HÁ   MUITOS    ANOS   ESTÃO   PRESENTES  NO   GUARDA-ROUPA FEMININO E AJUDAM COMPOR LOOKS MAIS ELEGANTES E MAIS SENSUAIS.    ELAS   SÃO   VERSÁTEIS,   ENCONTRAMOS   EM MÚLTIPLOS MODELOS: RODADAS, COM BABADOS,  EM  EVASÊ, BALONÊ, SEM CONTAR OS DIVERSOS TIPOS: CURTAS, LONGAS, LONGUETES (MIDI) E MINIS.

Mas e  a sua origem?  Onde foi inventado e quando surgiu essa peça?

Sua origem começa com seu modelo,  por ser uma vestimenta de grande utilidade e de fácil confecção, por isso  utilizada pela humanidade em diferentes épocas, se adaptou aos costumes, tradições e padrões de cada época, ficando mais longa, curta, justa ou volumosa. 

HISTÓRIA DA SAIA

Então vamos lá...pra começo de conversa é preciso definir saia como uma peça que cobre a parte inferior do corpo e que não possui divisão entre as pernas.

É difícil saber com exatidão o seu surgimento, no entanto, estima-se que ela apareceu no período  Mesolítico  e  era  feita  de pele de animais amarrada à cintura.   O primeiro registro que se tem do uso da saia é uma escultura suméria que data de três mil anos A.C.           Outras civilizações também utilizaram a saia como forma de vestimenta tradicional, o Antigo Egito e o Império Romano, sendo usada tanto por homens quanto por mulheres.

Mas foi apenas no século XII que a saia passou a figurar (quase) exclusivamente no guarda-roupa feminino, começando a ser utilizada com o corpete (ancestral do espartilho) em modelos com pregas que podiam ser compridas até os pés e ter ou não  uma cauda. Iniciando-se uma diferenciação mais clara entre as vestes de homens e mulheres.

TRANSFORMAÇÕES DA SAIA

Já na metade de século XIV, período onde a MODA veio com tudo, a vestimenta passa a ser utilizada como forma de diferenciação social. O espartilho entrou em cena e passou a ser utilizado pelas mulheres em composição com saias longas e em pregas.
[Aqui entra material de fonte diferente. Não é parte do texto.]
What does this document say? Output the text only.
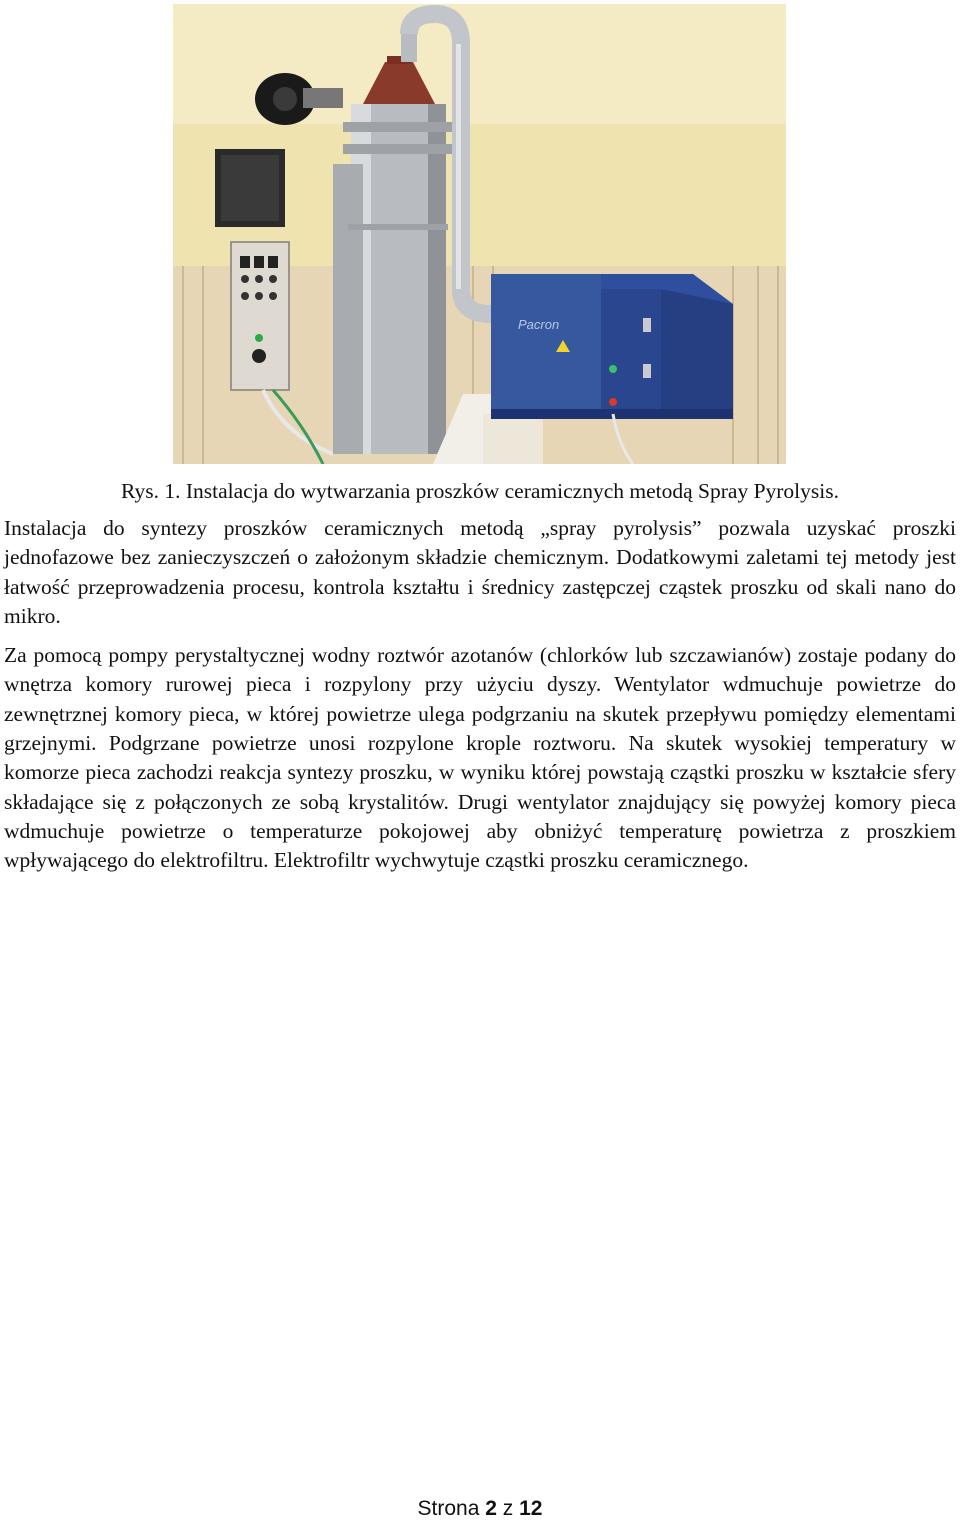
Pacron
Rys. 1. Instalacja do wytwarzania proszków ceramicznych metodą Spray Pyrolysis.

Instalacja do syntezy proszków ceramicznych metodą „spray pyrolysis” pozwala uzyskać proszki jednofazowe bez zanieczyszczeń o założonym składzie chemicznym. Dodatkowymi zaletami tej metody jest łatwość przeprowadzenia procesu, kontrola kształtu i średnicy zastępczej cząstek proszku od skali nano do mikro.

Za pomocą pompy perystaltycznej wodny roztwór azotanów (chlorków lub szczawianów) zostaje podany do wnętrza komory rurowej pieca i rozpylony przy użyciu dyszy. Wentylator wdmuchuje powietrze do zewnętrznej komory pieca, w której powietrze ulega podgrzaniu na skutek przepływu pomiędzy elementami grzejnymi. Podgrzane powietrze unosi rozpylone krople roztworu. Na skutek wysokiej temperatury w komorze pieca zachodzi reakcja syntezy proszku, w wyniku której powstają cząstki proszku w kształcie sfery składające się z połączonych ze sobą krystalitów. Drugi wentylator znajdujący się powyżej komory pieca wdmuchuje powietrze o temperaturze pokojowej aby obniżyć temperaturę powietrza z proszkiem wpływającego do elektrofiltru. Elektrofiltr wychwytuje cząstki proszku ceramicznego.

Strona 2 z 12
Já no século XVIII, a vestimenta passa a ser amplamente utilizada como forma de demonstrar riqueza e diferenciar os nobres dos plebeus.
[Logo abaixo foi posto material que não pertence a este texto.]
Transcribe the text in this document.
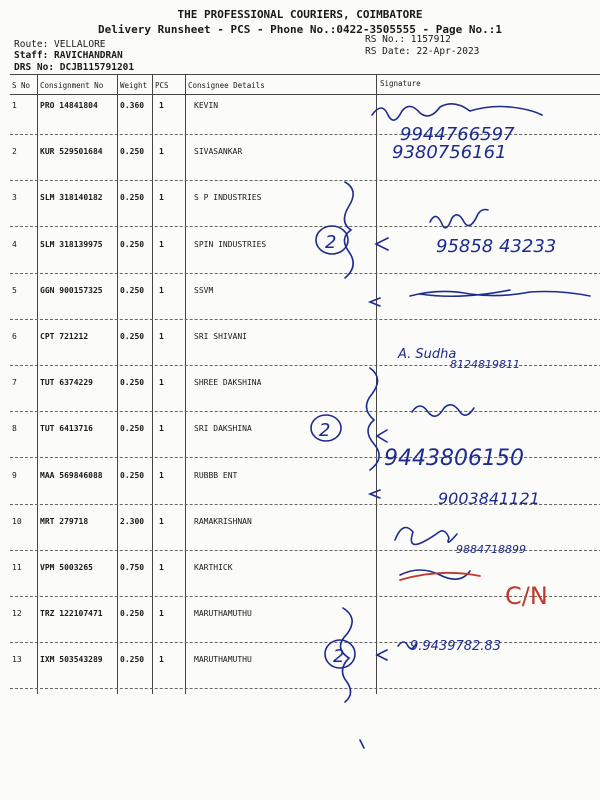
THE PROFESSIONAL COURIERS, COIMBATORE
Delivery Runsheet - PCS - Phone No.:0422-3505555 - Page No.:1
Route: VELLALORE
Staff: RAVICHANDRAN
DRS No: DCJB115791201
RS No.: 1157912
RS Date: 22-Apr-2023
S No Consignment No Weight PCS	Consignee Details	Signature
1	PRO 14841804	0.360 1	KEVIN
2	KUR 529501684 0.250 1	SIVASANKAR
3	SLM 318140182 0.250 1	S P INDUSTRIES
4	SLM 318139975 0.250 1	SPIN INDUSTRIES
5	GGN 900157325 0.250 1	SSVM
6	CPT 721212	0.250 1	SRI SHIVANI
7	TUT 6374229	0.250 1	SHREE DAKSHINA
8	TUT 6413716	0.250 1	SRI DAKSHINA
9	MAA 569846088 0.250 1	RUBBB ENT
10 MRT 279718	2.300 1	RAMAKRISHNAN
11 VPM 5003265	0.750 1	KARTHICK
12 TRZ 122107471 0.250 1	MARUTHAMUTHU
13 IXM 503543289 0.250 1	MARUTHAMUTHU
9944766597
9380756161
95858 43233
A. Sudha
8124819811
9443806150
9003841121
9884718899
9.9439782.83
2
2
2
C/N
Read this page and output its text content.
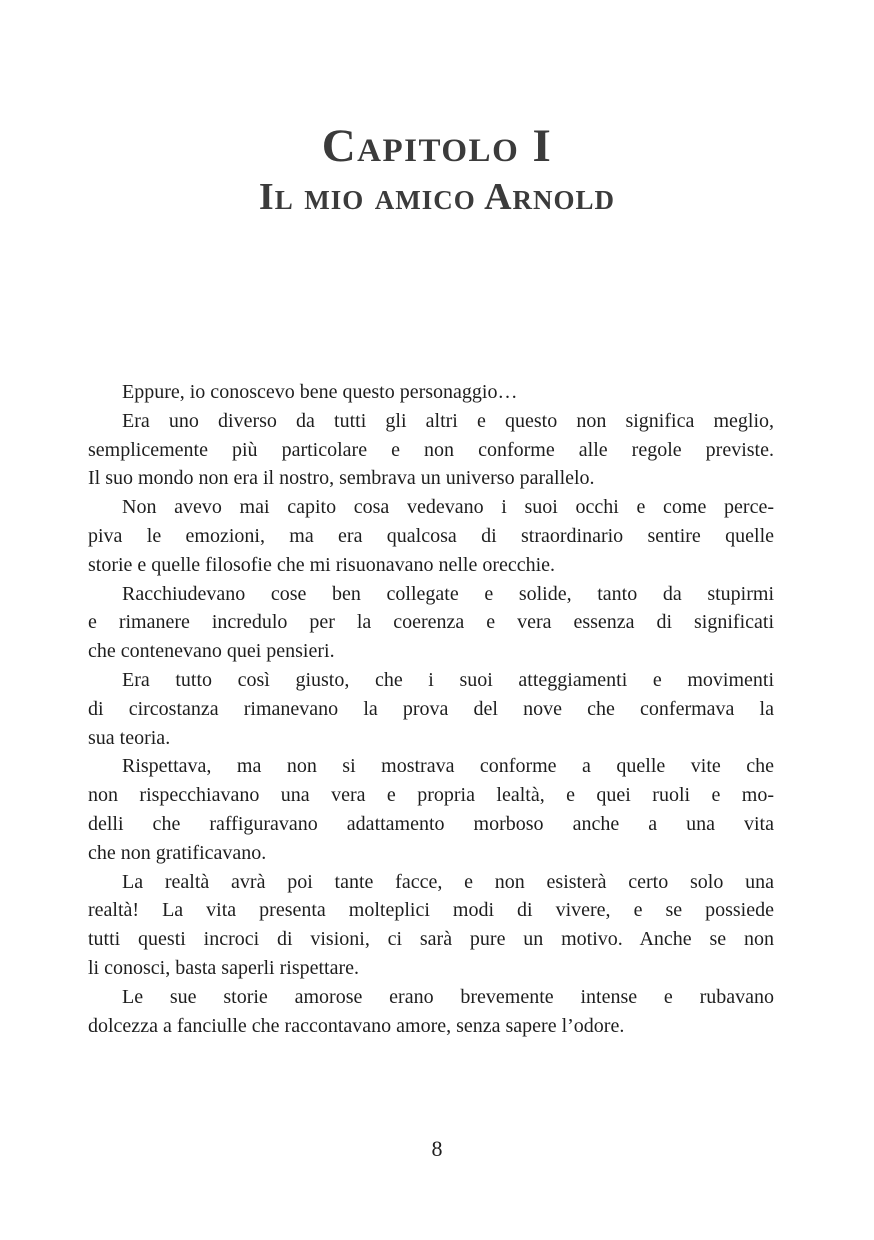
Capitolo I
Il mio amico Arnold
Eppure, io conoscevo bene questo personaggio…
Era uno diverso da tutti gli altri e questo non significa meglio,
semplicemente più particolare e non conforme alle regole previste.
Il suo mondo non era il nostro, sembrava un universo parallelo.
Non avevo mai capito cosa vedevano i suoi occhi e come perce-
piva le emozioni, ma era qualcosa di straordinario sentire quelle
storie e quelle filosofie che mi risuonavano nelle orecchie.
Racchiudevano cose ben collegate e solide, tanto da stupirmi
e rimanere incredulo per la coerenza e vera essenza di significati
che contenevano quei pensieri.
Era tutto così giusto, che i suoi atteggiamenti e movimenti
di circostanza rimanevano la prova del nove che confermava la
sua teoria.
Rispettava, ma non si mostrava conforme a quelle vite che
non rispecchiavano una vera e propria lealtà, e quei ruoli e mo-
delli che raffiguravano adattamento morboso anche a una vita
che non gratificavano.
La realtà avrà poi tante facce, e non esisterà certo solo una
realtà! La vita presenta molteplici modi di vivere, e se possiede
tutti questi incroci di visioni, ci sarà pure un motivo. Anche se non
li conosci, basta saperli rispettare.
Le sue storie amorose erano brevemente intense e rubavano
dolcezza a fanciulle che raccontavano amore, senza sapere l’odore.
8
Já no século XIX,  Belle Époque, movimento no qual as mulheres utilizavam espartilhos apertados, as crinolinas e armações eram utilizadas para dar volume às saias.  Neste mesmo período ocorre a abolição do espartilho, e as saias passam a ser utilizadas num comprimento maior (longas) passando a ideia e gerando a sensação de leveza.

 

RELEITURA DE ESTILISTAS FAMOSOS

Nos anos 20, Coco Chanel apresentou modelos com comprimento até o meio das canelas, mais funcionais, sequinhas e fáceis de fazer os passos da dança da época. Com a vinda da Segunda Guerra Mundial a escassez de tecidos fez a peça ficar menos charmosa, mais simples e reta.

O glamour e a feminilidade retornaram no período após a guerra com a criação do New look por Christian Dior e as saias do tipo evasê e godê ficaram mais rodadas. Em 1960 a estilista  Mary Quant apresentou pela primeira vez a minissaia, quebrando barreiras na época e popularizando o modelo. De lá para cá, a saia passou por inúmeras transformações, ganhando comprimentos, volumes e formas bastante variadas, tendo um modelo ideal para cada ocasião e gosto.